Amar Sarwal, chief legal strategist at the ACC, has a different view. He called the Sheppard Mullin case an “egregious” example of what has become a larger trend of law firms seeking to represent companies that are either adverse to each other in separate litigation or clear economic competitors. It’s a dynamic that companies have watched with a great deal of unease, Sarwal added.
“In-house counsel don’t want to see their lawyers on the other side of the ‘v.’ They just don’t,” he said in an interview Monday. “What the law firms are trying to do in this context is prevent their clients from even knowing that the law firm could be on the other side from them.”
Firms do so, he explained, with broad waivers in their client contracts that permit the firm to maintain current conflicts or even take on conflicting business in the future.

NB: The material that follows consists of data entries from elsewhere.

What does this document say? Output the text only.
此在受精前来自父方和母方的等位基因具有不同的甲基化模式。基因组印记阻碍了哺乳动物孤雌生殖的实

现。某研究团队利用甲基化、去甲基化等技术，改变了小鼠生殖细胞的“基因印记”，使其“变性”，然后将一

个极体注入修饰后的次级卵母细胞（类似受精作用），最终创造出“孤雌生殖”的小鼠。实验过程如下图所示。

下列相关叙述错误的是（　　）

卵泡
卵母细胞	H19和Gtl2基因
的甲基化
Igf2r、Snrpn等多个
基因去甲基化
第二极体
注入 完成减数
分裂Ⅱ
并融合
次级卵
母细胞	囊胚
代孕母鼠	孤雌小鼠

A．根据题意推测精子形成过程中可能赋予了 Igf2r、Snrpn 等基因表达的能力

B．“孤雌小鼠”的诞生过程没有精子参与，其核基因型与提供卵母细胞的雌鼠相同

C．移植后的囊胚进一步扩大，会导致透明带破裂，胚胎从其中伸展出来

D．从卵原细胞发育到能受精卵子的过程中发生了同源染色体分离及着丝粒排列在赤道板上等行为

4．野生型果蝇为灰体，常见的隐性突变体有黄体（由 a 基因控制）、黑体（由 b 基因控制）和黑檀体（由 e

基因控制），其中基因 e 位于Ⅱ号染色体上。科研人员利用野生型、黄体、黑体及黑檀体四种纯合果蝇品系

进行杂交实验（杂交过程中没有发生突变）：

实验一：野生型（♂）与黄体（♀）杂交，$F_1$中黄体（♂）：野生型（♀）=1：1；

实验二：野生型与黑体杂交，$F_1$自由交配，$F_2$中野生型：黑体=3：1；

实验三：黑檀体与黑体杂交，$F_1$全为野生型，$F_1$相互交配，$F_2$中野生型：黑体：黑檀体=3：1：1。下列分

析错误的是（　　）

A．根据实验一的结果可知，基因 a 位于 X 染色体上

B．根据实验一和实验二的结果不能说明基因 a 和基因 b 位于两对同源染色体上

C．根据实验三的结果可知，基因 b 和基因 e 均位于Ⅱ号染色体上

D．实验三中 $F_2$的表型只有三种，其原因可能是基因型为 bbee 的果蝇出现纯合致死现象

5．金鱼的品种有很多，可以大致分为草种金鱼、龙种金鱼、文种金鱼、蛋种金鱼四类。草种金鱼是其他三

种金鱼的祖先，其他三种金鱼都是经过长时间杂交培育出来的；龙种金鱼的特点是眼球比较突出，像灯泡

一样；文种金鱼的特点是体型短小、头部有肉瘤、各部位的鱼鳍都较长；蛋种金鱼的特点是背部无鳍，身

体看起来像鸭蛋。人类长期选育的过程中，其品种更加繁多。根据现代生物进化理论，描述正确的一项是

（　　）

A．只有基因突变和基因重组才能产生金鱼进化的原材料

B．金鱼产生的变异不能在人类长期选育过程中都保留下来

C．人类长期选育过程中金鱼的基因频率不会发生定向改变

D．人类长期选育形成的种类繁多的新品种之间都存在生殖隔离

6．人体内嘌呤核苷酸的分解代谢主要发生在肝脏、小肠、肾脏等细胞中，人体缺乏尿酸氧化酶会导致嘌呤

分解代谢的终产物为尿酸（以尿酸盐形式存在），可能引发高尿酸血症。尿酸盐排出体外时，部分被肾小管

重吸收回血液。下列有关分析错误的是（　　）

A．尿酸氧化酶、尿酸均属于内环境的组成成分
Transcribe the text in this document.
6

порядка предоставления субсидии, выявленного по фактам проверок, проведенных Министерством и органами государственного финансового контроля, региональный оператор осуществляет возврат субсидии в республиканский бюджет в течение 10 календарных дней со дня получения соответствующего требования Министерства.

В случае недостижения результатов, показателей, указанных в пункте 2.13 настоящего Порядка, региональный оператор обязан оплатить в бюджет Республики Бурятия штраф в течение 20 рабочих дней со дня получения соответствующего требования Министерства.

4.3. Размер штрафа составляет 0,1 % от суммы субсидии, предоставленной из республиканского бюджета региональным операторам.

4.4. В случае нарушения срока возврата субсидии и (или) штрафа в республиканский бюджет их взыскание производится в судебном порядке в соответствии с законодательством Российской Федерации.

Often firms do this at the behest of their insurers, in order to limit their liability, Sarwal said.
Attorneys acknowledged that waivers of current conflicts are commonplace, and that future conflict waivers are becoming more so.
The firms allied with Sheppard Mullin say that “sophisticated” consumers of legal services—major corporations with in-house lawyers, like J-M—can oppose those kinds of waivers if they wish. They also say that law firms shouldn’t carry the burden of cataloguing specifics about every potential conflict that they might have to a potential client.
Sarwal said that masks the real issue. “I think they well know the moment they provide notice, the client will say no,” he said.